In the late 70s, George Burns starred in Oh God and Oh God, Book II. The movies were in a constant loop on cable a summer later. My brother Jeremy and I watched them over and over (and over and over) until we could recite them from memory. One day, my mom had had enough.
It wasn't that we were spending our summer inside, planted on a scratchy wool cushions of the sofa and slurping back Pepsi Lights, but that George Burns was so much more than what we were seeing.
That evening she took us out for our favorite candy (chocolate covered raisins for me, something gummy-ike for Jer, I think) and then we crowded around the glow of the TV for the "Burns and Allen Show." During commerical breaks Mom told us about Gracie Allen and George Burns rose through the ranks of vaudeville, then radio, then television.
It was in black and white and it looked old even on our new TV, but I remember being so awed at the fact that something that was written so long ago could still make me laugh and Gracie Allen was probably the first truly funny woman I had ever seen.
Later that year, our 4th grade teacher at Ben Franklin School (Mrs. Keen?) taught us how to write formal letters. The assignment was to pick people you looked up to, and ask them for an autographed picture. She would take care of sending the letters off.
The year was 1982, and most kids chose to write the cast of Star Wars.
My mom told me that Gracie Allen died before I was born, so I chose to write to George Burns.
Over the next few months, letters would come back in care of Ben Franklin School. Autographed photos of Mark Hamill and Harrison Ford and Carrie Fisher.

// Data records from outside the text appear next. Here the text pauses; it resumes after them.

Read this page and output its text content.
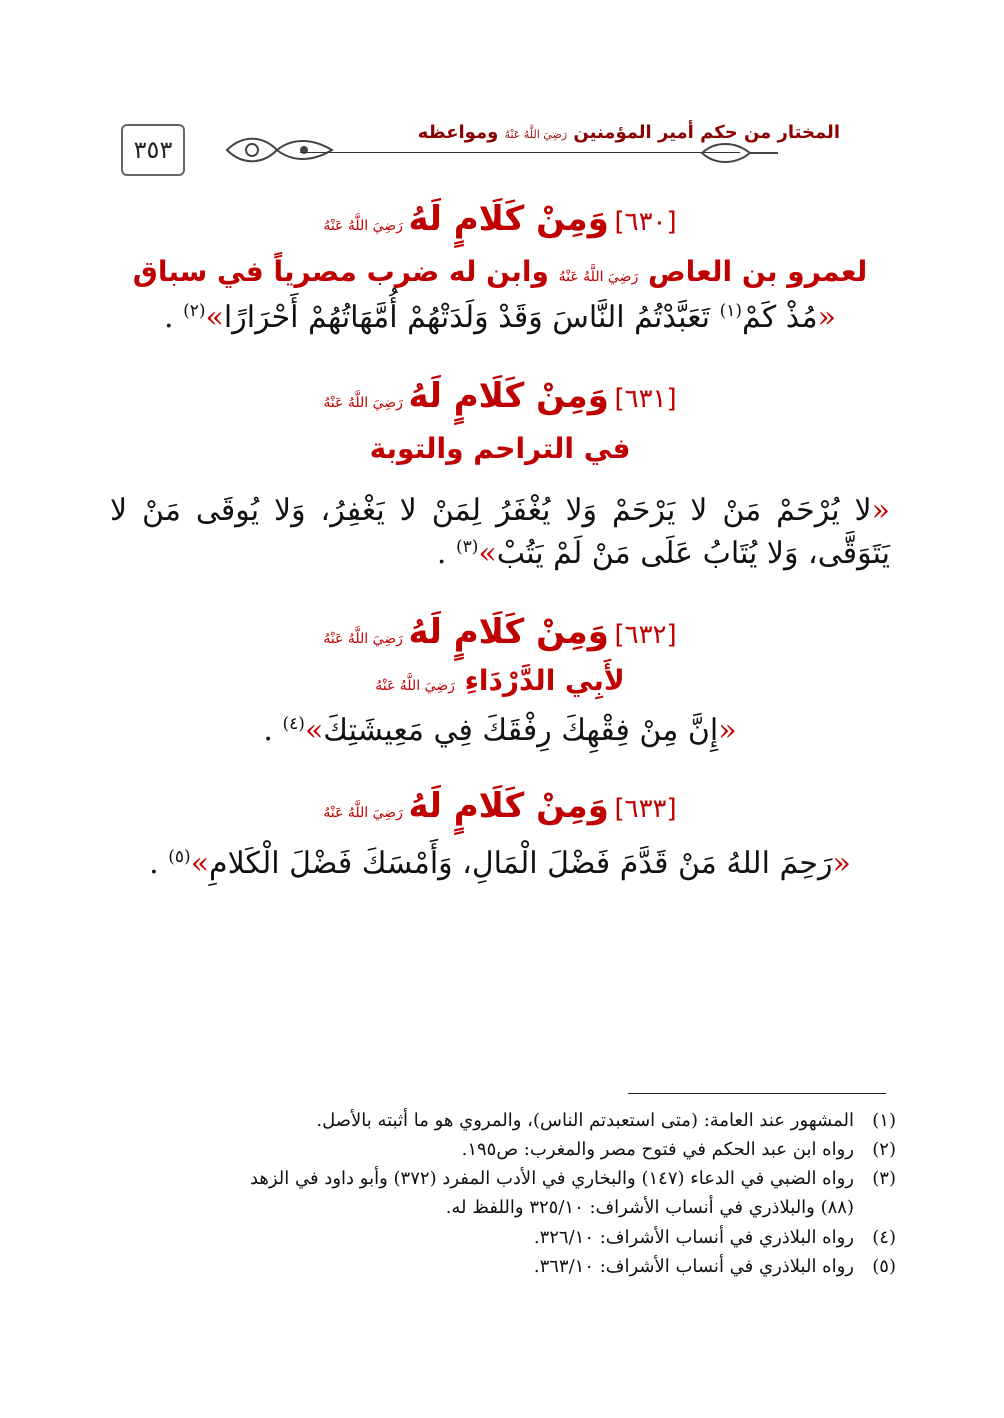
٣٥٣
المختار من حكم أمير المؤمنين رَضِيَ اللَّهُ عَنْهُ ومواعظه

[٦٣٠] وَمِنْ كَلَامٍ لَهُ رَضِيَ اللَّهُ عَنْهُ

لعمرو بن العاص رَضِيَ اللَّهُ عَنْهُ وابن له ضرب مصرياً في سباق

«مُذْ كَمْ$^{(١)}$ تَعَبَّدْتُمُ النَّاسَ وَقَدْ وَلَدَتْهُمْ أُمَّهَاتُهُمْ أَحْرَارًا»$^{(٢)}$ .

[٦٣١] وَمِنْ كَلَامٍ لَهُ رَضِيَ اللَّهُ عَنْهُ

في التراحم والتوبة

«لا يُرْحَمْ مَنْ لا يَرْحَمْ وَلا يُغْفَرُ لِمَنْ لا يَغْفِرُ، وَلا يُوقَى مَنْ لا يَتَوَقَّى، وَلا يُتَابُ عَلَى مَنْ لَمْ يَتُبْ»$^{(٣)}$ .

[٦٣٢] وَمِنْ كَلَامٍ لَهُ رَضِيَ اللَّهُ عَنْهُ

لأَبِي الدَّرْدَاءِ رَضِيَ اللَّهُ عَنْهُ

«إِنَّ مِنْ فِقْهِكَ رِفْقَكَ فِي مَعِيشَتِكَ»$^{(٤)}$ .

[٦٣٣] وَمِنْ كَلَامٍ لَهُ رَضِيَ اللَّهُ عَنْهُ

«رَحِمَ اللهُ مَنْ قَدَّمَ فَضْلَ الْمَالِ، وَأَمْسَكَ فَضْلَ الْكَلامِ»$^{(٥)}$ .

(١)المشهور عند العامة: (متى استعبدتم الناس)، والمروي هو ما أثبته بالأصل.

(٢)رواه ابن عبد الحكم في فتوح مصر والمغرب: ص١٩٥.

(٣)رواه الضبي في الدعاء (١٤٧) والبخاري في الأدب المفرد (٣٧٢) وأبو داود في الزهد

(٨٨) والبلاذري في أنساب الأشراف: ٣٢٥/١٠ واللفظ له.

(٤)رواه البلاذري في أنساب الأشراف: ٣٢٦/١٠.

(٥)رواه البلاذري في أنساب الأشراف: ٣٦٣/١٠.
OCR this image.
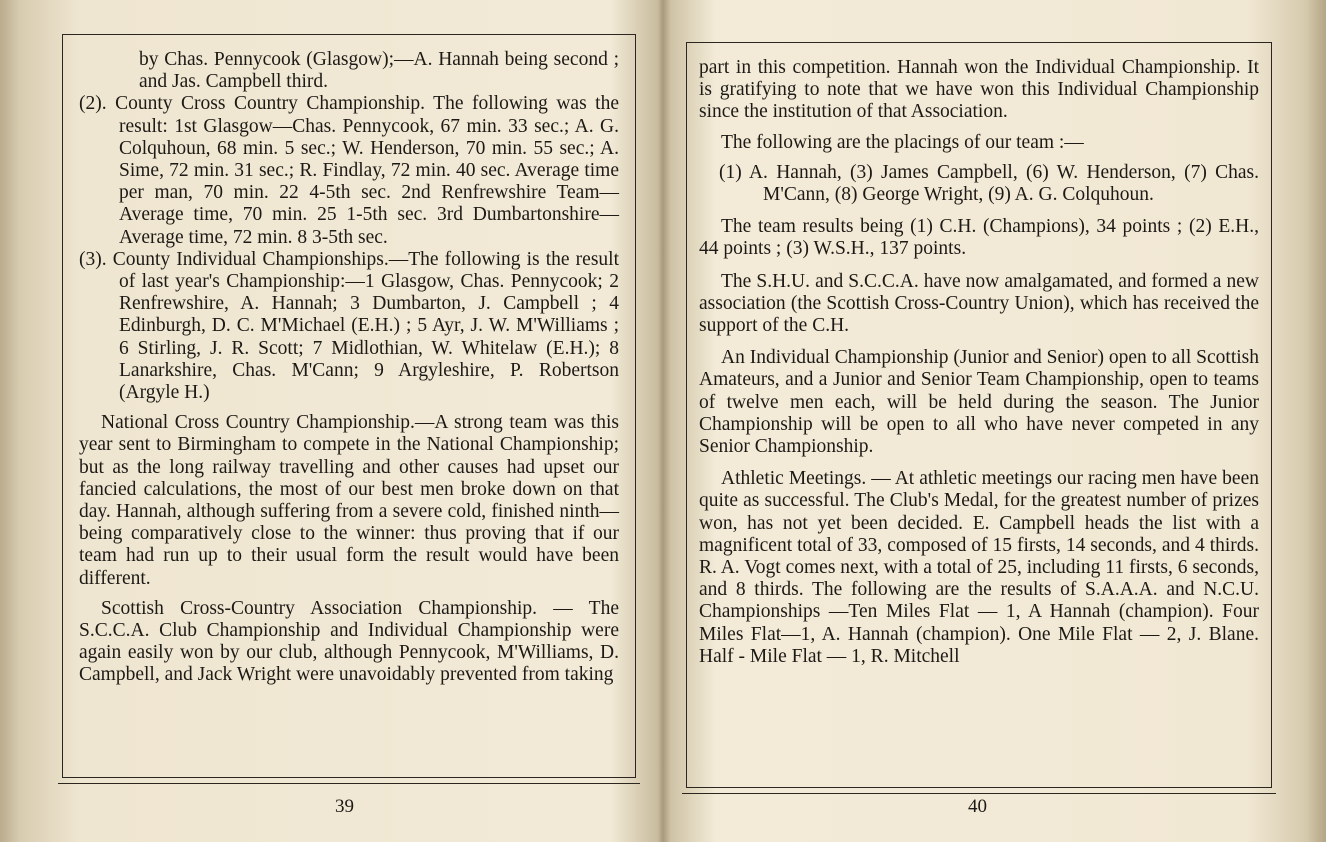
by Chas. Pennycook (Glasgow);—A. Hannah being second ; and Jas. Campbell third.

(2). County Cross Country Championship. The following was the result: 1st Glasgow—Chas. Pennycook, 67 min. 33 sec.; A. G. Colquhoun, 68 min. 5 sec.; W. Henderson, 70 min. 55 sec.; A. Sime, 72 min. 31 sec.; R. Findlay, 72 min. 40 sec. Average time per man, 70 min. 22 4-5th sec. 2nd Renfrewshire Team—Average time, 70 min. 25 1-5th sec. 3rd Dumbartonshire—Average time, 72 min. 8 3-5th sec.

(3). County Individual Championships.—The following is the result of last year's Championship:—1 Glasgow, Chas. Pennycook; 2 Renfrewshire, A. Hannah; 3 Dumbarton, J. Campbell ; 4 Edinburgh, D. C. M'Michael (E.H.) ; 5 Ayr, J. W. M'Williams ; 6 Stirling, J. R. Scott; 7 Midlothian, W. Whitelaw (E.H.); 8 Lanarkshire, Chas. M'Cann; 9 Argyleshire, P. Robertson (Argyle H.)

National Cross Country Championship.—A strong team was this year sent to Birmingham to compete in the National Championship; but as the long railway travelling and other causes had upset our fancied calculations, the most of our best men broke down on that day. Hannah, although suffering from a severe cold, finished ninth—being comparatively close to the winner: thus proving that if our team had run up to their usual form the result would have been different.

Scottish Cross-Country Association Championship. — The S.C.C.A. Club Championship and Individual Championship were again easily won by our club, although Pennycook, M'Williams, D. Campbell, and Jack Wright were unavoidably prevented from taking

39

part in this competition. Hannah won the Individual Championship. It is gratifying to note that we have won this Individual Championship since the institution of that Association.

The following are the placings of our team :—

(1) A. Hannah, (3) James Campbell, (6) W. Henderson, (7) Chas. M'Cann, (8) George Wright, (9) A. G. Colquhoun.

The team results being (1) C.H. (Champions), 34 points ; (2) E.H., 44 points ; (3) W.S.H., 137 points.

The S.H.U. and S.C.C.A. have now amalgamated, and formed a new association (the Scottish Cross-Country Union), which has received the support of the C.H.

An Individual Championship (Junior and Senior) open to all Scottish Amateurs, and a Junior and Senior Team Championship, open to teams of twelve men each, will be held during the season. The Junior Championship will be open to all who have never competed in any Senior Championship.

Athletic Meetings. — At athletic meetings our racing men have been quite as successful. The Club's Medal, for the greatest number of prizes won, has not yet been decided. E. Campbell heads the list with a magnificent total of 33, composed of 15 firsts, 14 seconds, and 4 thirds. R. A. Vogt comes next, with a total of 25, including 11 firsts, 6 seconds, and 8 thirds. The following are the results of S.A.A.A. and N.C.U. Championships —Ten Miles Flat — 1, A Hannah (champion). Four Miles Flat—1, A. Hannah (champion). One Mile Flat — 2, J. Blane. Half - Mile Flat — 1, R. Mitchell

40
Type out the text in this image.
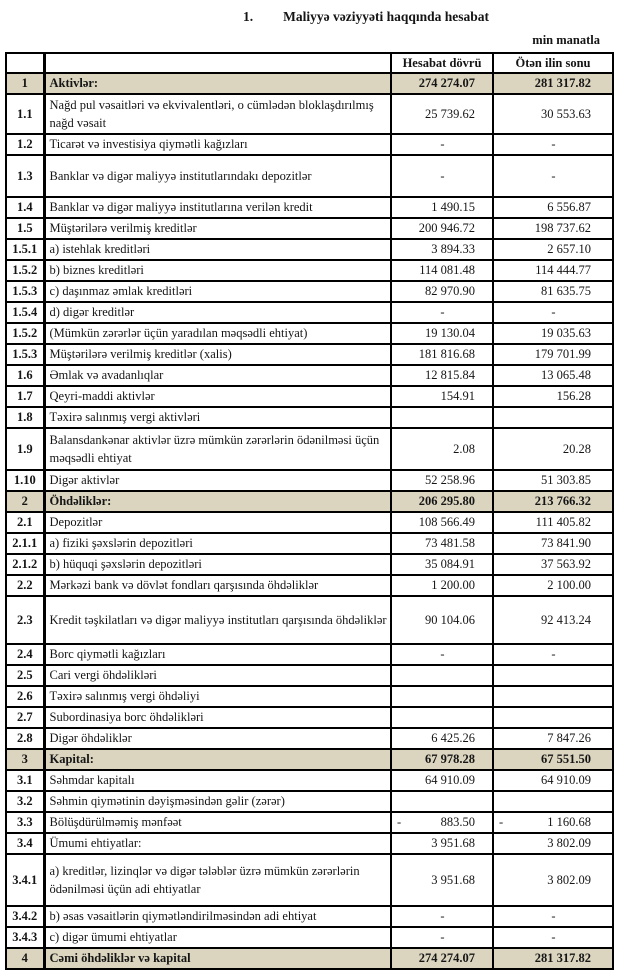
1. Maliyyə vəziyyəti haqqında hesabat
min manatla
		Hesabat dövrü	Ötən ilin sonu
1	Aktivlər:	274 274.07	281 317.82
1.1	Nağd pul vəsaitləri və ekvivalentləri, o cümlədən bloklaşdırılmış nağd vəsait	25 739.62	30 553.63
1.2	Ticarət və investisiya qiymətli kağızları	-	-
1.3	Banklar və digər maliyyə institutlarındakı depozitlər	-	-
1.4	Banklar və digər maliyyə institutlarına verilən kredit	1 490.15	6 556.87
1.5	Müştərilərə verilmiş kreditlər	200 946.72	198 737.62
1.5.1	a) istehlak kreditləri	3 894.33	2 657.10
1.5.2	b) biznes kreditləri	114 081.48	114 444.77
1.5.3	c) daşınmaz əmlak kreditləri	82 970.90	81 635.75
1.5.4	d) digər kreditlər	-	-
1.5.2	(Mümkün zərərlər üçün yaradılan məqsədli ehtiyat)	19 130.04	19 035.63
1.5.3	Müştərilərə verilmiş kreditlər (xalis)	181 816.68	179 701.99
1.6	Əmlak və avadanlıqlar	12 815.84	13 065.48
1.7	Qeyri-maddi aktivlər	154.91	156.28
1.8	Təxirə salınmış vergi aktivləri		
1.9	Balansdankənar aktivlər üzrə mümkün zərərlərin ödənilməsi üçün məqsədli ehtiyat	2.08	20.28
1.10	Digər aktivlər	52 258.96	51 303.85
2	Öhdəliklər:	206 295.80	213 766.32
2.1	Depozitlər	108 566.49	111 405.82
2.1.1	a) fiziki şəxslərin depozitləri	73 481.58	73 841.90
2.1.2	b) hüquqi şəxslərin depozitləri	35 084.91	37 563.92
2.2	Mərkəzi bank və dövlət fondları qarşısında öhdəliklər	1 200.00	2 100.00
2.3	Kredit təşkilatları və digər maliyyə institutları qarşısında öhdəliklər	90 104.06	92 413.24
2.4	Borc qiymətli kağızları	-	-
2.5	Cari vergi öhdəlikləri		
2.6	Təxirə salınmış vergi öhdəliyi		
2.7	Subordinasiya borc öhdəlikləri		
2.8	Digər öhdəliklər	6 425.26	7 847.26
3	Kapital:	67 978.28	67 551.50
3.1	Səhmdar kapitalı	64 910.09	64 910.09
3.2	Səhmin qiymətinin dəyişməsindən gəlir (zərər)		
3.3	Bölüşdürülməmiş mənfəət	- 883.50	- 1 160.68
3.4	Ümumi ehtiyatlar:	3 951.68	3 802.09
3.4.1	a) kreditlər, lizinqlər və digər tələblər üzrə mümkün zərərlərin ödənilməsi üçün adi ehtiyatlar	3 951.68	3 802.09
3.4.2	b) əsas vəsaitlərin qiymətləndirilməsindən adi ehtiyat	-	-
3.4.3	c) digər ümumi ehtiyatlar	-	-
4	Cəmi öhdəliklər və kapital	274 274.07	281 317.82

And then one day, an envelope came for me.
I forgot about the letter until yesterday, when a package arrived on my doorstep from SlackMom.
Thank you for the nice letter. I'm just sorry I couldn't get around to answering it sooner. I'm very honored that you chose me. I thought a letter would be nicer than a picture.
It's nice to know that today, kids still look up to someone. It's a nice feeling. I had my heroes when I was young. Abe Lincoln. Thomas Jefferson. I knew Jefferson personally. That's a joke.
I'm not really that old. I'm older. Anyway, sweetie, stay happy and healthy.
He sent it from Hollywood Center Studios Which is not far from where I spend my days writing comedy now.
Thank you, Mr. Burns. And goodnight, Gracie.*
*Lizzie McGuire won a Gracie Allen Award for comedy in 2003. How cool is that?